My shock gave way to a rising anger. I seethed at the thought of her stepmother’s heinous act. How could anyone do such a thing to a young child? For the first time in my Christian journey, I was mad at God. I didn’t understand how a loving God, one who cared for children—especially orphans—could have allowed such horror to be inflicted on one who was so innocent and helpless.
I cleaned
up Kajal’s eye and sutured on a clear, healthy cornea from donor tissue, which I covered with an amniotic membrane. She was then taken to recovery. After the long hours of surgery, I sat down and put my head in my hands. I was sweating from the difficulty of the surgery, but most exhausted was my spirit. I was not happy that God hadn’t prevented this atrocity and that he had brought Kajal across the globe when He knew there wouldn’t actually be much we could do to help her.

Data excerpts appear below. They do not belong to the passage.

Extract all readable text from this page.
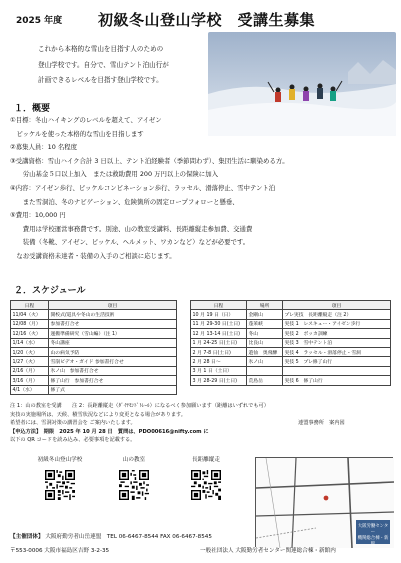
2025 年度 初級冬山登山学校　受講生募集
これから本格的な雪山を目指す人のための
登山学校です。自分で、雪山テント泊山行が
計画できるレベルを目指す登山学校です。
１．概要
①目標：冬山ハイキングのレベルを超えて、アイゼン
　ピッケルを使った本格的な雪山を目指します
②募集人員：10 名程度
③受講資格：雪山ハイク合計 3 日以上、テント泊経験者（季節問わず）、集団生活に馴染める方。
　　労山基金５口以上加入　または救助費用 200 万円以上の保険に加入
④内容：アイゼン歩行、ピッケルコンビネーション歩行、ラッセル、滑落停止、雪中テント泊
　　また雪洞泊、冬のナビゲーション、危険箇所の固定ロープフォローと懸垂、
⑤費用：10,000 円
　　費用は学校運営事務費です。別途、山の教室受講料、長距離縦走参加費、交通費
　　装備（冬靴、アイゼン、ピッケル、ヘルメット、ワカンなど）などが必要です。
　なお受講資格未達者・装備の入手のご相談に応じます。
２．スケジュール
日程	項目
11/04（火）	開校式/道具や冬山の生活技術
12/08（月）	参加書打合せ
12/16（火）	運搬準備研究（雪山編）（注 1）
1/14（水）	冬山講座
1/20（火）	山の病気予防
1/27（火）	雪崩ビデオ・ガイド 参加書打合せ
2/16（月）	氷ノ山　参加書打合せ
3/16（月）	修了山行　参加書打合せ
4/1（水）	修了式
日程	場所	項目
10 月 19 日（日）	金剛山	プレ実技　長距離縦走（注 2）
11 月 29-30 日(土日)	蓬莱峡	実技 1　レスキュー・アイゼン歩行
12 月 13-14 日(土日)	冬山	実技 2　ボッカ訓練
1 月 24-25 日(土日)	比良山	実技 3　雪中テント泊
2 月 7-8 日(土日)	遊仙　奥飛騨	実技 4　ラッセル・滑落停止・雪洞
2 月 28 日～	氷ノ山	実技 5　プレ修了山行
3 月 1 日（土日）		
3 月 28-29 日(土日)	荒島岳	実技 6　修了山行
注 1：山の教室を受講　　注 2：長距離縦走（ﾀﾞｲﾔﾓﾝﾄﾞﾄﾚｰﾙ）になるべく参加願います（距離はいずれでも可）
実技の実施場所は、天候、積雪状況などにより変更となる場合があります。
希望者には、雪洞対策の講習会を ご案内いたします。
【申込方法】　期限　2025 年 10 月 28 日　質問は、PDO00616@nifty.com に
以下の QR コードを読み込み、必要事項を記載する。
連盟事務所　案内図
初級冬山登山学校	山の教室	長距離縦走
大阪労働センター
機関総合棟・新館
【主催団体】 大阪府勤労者山岳連盟　TEL 06-6467-8544 FAX 06-6467-8545
〒553-0006 大阪市福島区吉野 3-2-35	一般社団法人 大阪勤労者センター関連総合棟・新館内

“God, if you love Kajal, why would you allow the absolute worst thing to happen to such a precious child?” I asked bitterly. “Why couldn’t you have spared her even the least bit of vision, just a little bit, instead of letting her injuries go all the way to the last layer of the eye?”
I waited until Kajal had come out of general anesthesia to talk to Grace and the host families.
Kajal’s right eye was patched with a thick, white bandage, but tears flowed beneath it as she awoke to the post-operative pain and discomfort. Grace cradled Kajal in her arms, gently swaying back and forth in the rocking chair.
“That was really tough,” I admitted to Grace and Kajal’s supporters, though I held back how deeply angry and upset I really was. “We did all we could. She may or may not regain any sight. We just have to see what God’s plan is.”
In July of 2007, I performed the second stage of surgery on Kajal to remove the amniotic membrane, transplant another new cornea, and graft stem cells that would help her new cornea heal. After the surgery, Kajal could make out shapes, shadows, and some color, which was about ten percent more sight than she had when she arrived. But I had hoped for more … so much more.